Archive for the ‘S Corporation’ Category

There’s No Basis for that Argument

Wednesday, August 25th, 2021

Yesterday, TIGTA release a report, “Efforts to Address the Compliance Risk of Underreporting of S Corporation Officers’ Compensation Are Increasing, but More Action Can Be Taken.”  From the report:

TIGTA’s analysis of all S corporation returns received between Processing Years 2016 through 2018 identified 266,095 returns with profits greater than $100,000, a single shareholder, and no officer’s compensation claimed that were not selected for a field examination.

S-Corporation officers (and owners who own 2% or more of the entity) are required to be paid a “reasonable” compensation.  Clearly, $0 isn’t reasonable for a business profiting $100,000 per year.  (There could be an exception for a company using that profit to pay back a loan that it took during the time it was unprofitable.)  I’ve seen prospective S-Corporation clients with large profits who are taking salaries of $20,000 a year; again, this is clearly unreasonable compensation.  TIGTA urged the IRS to do more, but the IRS basically disagreed with the recommendations.  I learned by reading the report that the IRS is conducting another Compliance Initiative Project to look at officer’s compensation (this began last August).

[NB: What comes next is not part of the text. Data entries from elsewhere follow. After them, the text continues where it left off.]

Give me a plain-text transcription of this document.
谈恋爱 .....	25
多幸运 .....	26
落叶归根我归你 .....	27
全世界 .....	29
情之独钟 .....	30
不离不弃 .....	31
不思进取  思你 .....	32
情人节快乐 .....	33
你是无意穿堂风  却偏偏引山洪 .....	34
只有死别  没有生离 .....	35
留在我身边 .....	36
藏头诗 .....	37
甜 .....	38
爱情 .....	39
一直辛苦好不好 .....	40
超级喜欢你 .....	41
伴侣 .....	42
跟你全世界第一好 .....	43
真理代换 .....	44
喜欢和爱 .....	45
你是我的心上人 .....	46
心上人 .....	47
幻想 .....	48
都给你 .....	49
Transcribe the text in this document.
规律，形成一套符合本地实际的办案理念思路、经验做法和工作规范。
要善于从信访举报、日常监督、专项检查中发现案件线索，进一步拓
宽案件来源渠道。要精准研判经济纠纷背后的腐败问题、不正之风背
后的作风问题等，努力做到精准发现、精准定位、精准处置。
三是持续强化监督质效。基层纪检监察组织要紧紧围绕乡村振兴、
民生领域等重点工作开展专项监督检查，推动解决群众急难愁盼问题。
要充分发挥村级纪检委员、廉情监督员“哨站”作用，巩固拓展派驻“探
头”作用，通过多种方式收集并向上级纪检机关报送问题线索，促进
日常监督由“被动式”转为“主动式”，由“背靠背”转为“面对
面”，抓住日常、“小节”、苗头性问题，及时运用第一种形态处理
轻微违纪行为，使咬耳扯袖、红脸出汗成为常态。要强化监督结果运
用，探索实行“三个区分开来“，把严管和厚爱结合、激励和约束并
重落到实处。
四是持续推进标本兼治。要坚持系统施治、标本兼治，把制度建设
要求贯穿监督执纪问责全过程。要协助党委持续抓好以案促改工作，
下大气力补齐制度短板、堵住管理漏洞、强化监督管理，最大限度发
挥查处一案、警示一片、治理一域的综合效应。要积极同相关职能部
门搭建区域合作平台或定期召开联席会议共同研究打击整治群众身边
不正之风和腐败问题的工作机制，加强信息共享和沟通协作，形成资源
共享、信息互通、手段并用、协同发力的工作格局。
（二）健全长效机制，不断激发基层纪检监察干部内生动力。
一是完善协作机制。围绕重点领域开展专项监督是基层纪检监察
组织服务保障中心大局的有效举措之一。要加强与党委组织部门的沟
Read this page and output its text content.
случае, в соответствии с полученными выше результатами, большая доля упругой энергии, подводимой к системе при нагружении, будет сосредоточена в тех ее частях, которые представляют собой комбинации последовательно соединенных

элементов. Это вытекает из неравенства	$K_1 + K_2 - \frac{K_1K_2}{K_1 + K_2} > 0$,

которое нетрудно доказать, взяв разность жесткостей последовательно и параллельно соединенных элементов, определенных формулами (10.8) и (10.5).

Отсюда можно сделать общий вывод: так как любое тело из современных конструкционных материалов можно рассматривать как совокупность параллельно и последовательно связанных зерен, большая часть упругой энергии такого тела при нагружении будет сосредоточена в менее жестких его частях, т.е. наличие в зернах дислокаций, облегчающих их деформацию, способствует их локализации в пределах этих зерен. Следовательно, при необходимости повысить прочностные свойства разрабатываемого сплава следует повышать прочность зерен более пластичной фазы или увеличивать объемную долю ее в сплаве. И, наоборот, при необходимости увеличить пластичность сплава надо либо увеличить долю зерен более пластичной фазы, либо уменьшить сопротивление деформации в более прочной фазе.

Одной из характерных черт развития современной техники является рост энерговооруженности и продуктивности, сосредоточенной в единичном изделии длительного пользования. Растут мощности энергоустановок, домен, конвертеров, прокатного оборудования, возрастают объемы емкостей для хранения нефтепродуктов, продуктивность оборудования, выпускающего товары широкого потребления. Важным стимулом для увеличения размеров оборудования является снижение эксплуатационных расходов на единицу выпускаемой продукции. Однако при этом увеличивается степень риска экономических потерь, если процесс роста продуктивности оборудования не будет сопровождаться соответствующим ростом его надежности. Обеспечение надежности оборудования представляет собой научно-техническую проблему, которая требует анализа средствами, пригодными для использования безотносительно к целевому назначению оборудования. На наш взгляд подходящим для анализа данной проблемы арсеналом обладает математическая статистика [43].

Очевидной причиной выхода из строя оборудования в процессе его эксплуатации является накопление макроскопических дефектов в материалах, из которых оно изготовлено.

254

Another S-Corporation issue is basis.  One of the rules about deducting losses is you must have basis in the entity.  You can get basis in an S-Corporation by contributing capital, previous net income, and/or loaning the company money.  But let’s say I have an S-Corporation, and I give you 10% of the stock as part of your employment package.  Further, let’s assume that the business loses $100,000 (so your share of the loss is $10,000).  What can you deduct on your personal tax return?  Generally, nothing–you have no basis in the entity.

A couple of years ago the IRS tried to improve compliance here: Basis statements are required to be attached to personal tax returns in this situation.  It appears that isn’t working well (probably a combination of individuals ignoring the rule and differing forms for a basis statement).  In July the IRS published a request for comments about a new Form 7203 in the Federal Register.  The IRS is requesting comments:

Comments are invited on: (a) Whether the collection of information is necessary for the proper performance of the functions of the agency, including whether the information shall have practical utility; (b) the accuracy of the agency’s estimate of the burden of the collection of information; (c) ways to enhance the quality, utility, and clarity of the information to be collected; (d) ways to minimize the burden of the collection of information on respondents, including through the use of automated collection techniques or other forms of information technology; and (e) estimates of capital or start-up costs and costs of operation, maintenance, and purchase of services to provide information.

It appears the IRS wants to develop a standardized form (Form 7203) that S-Corporation owners must use to note their basis.  I did a search to see if there’s even a draft of Form 7203 anywhere, but there’s none.  It’s clear that the IRS at least here recognizes there’s an issue and is looking at means of resolving it.  If you wish to comment on the proposal, you have until September 17.

If you’re an S-Corporation owner and haven’t been taking ‘reasonable’ compensation, today’s a good day to start.  And if you’re an S-Corporation owner who hasn’t been tracking basis, you really need to do so.

Funding an S-Corp from an S-Corp: Distribute, Don’t Loan

Thursday, June 7th, 2012

Joe Kristan has an excellent update that is a must-read for owners of multiple S-Corporations. The Tax Court validated a traditional S-Corporation planning technique: You can distribute basis from one S-Corporation to another. There are some caveats (aren’t there always?), and the paperwork is vital, but this is a technique that can work.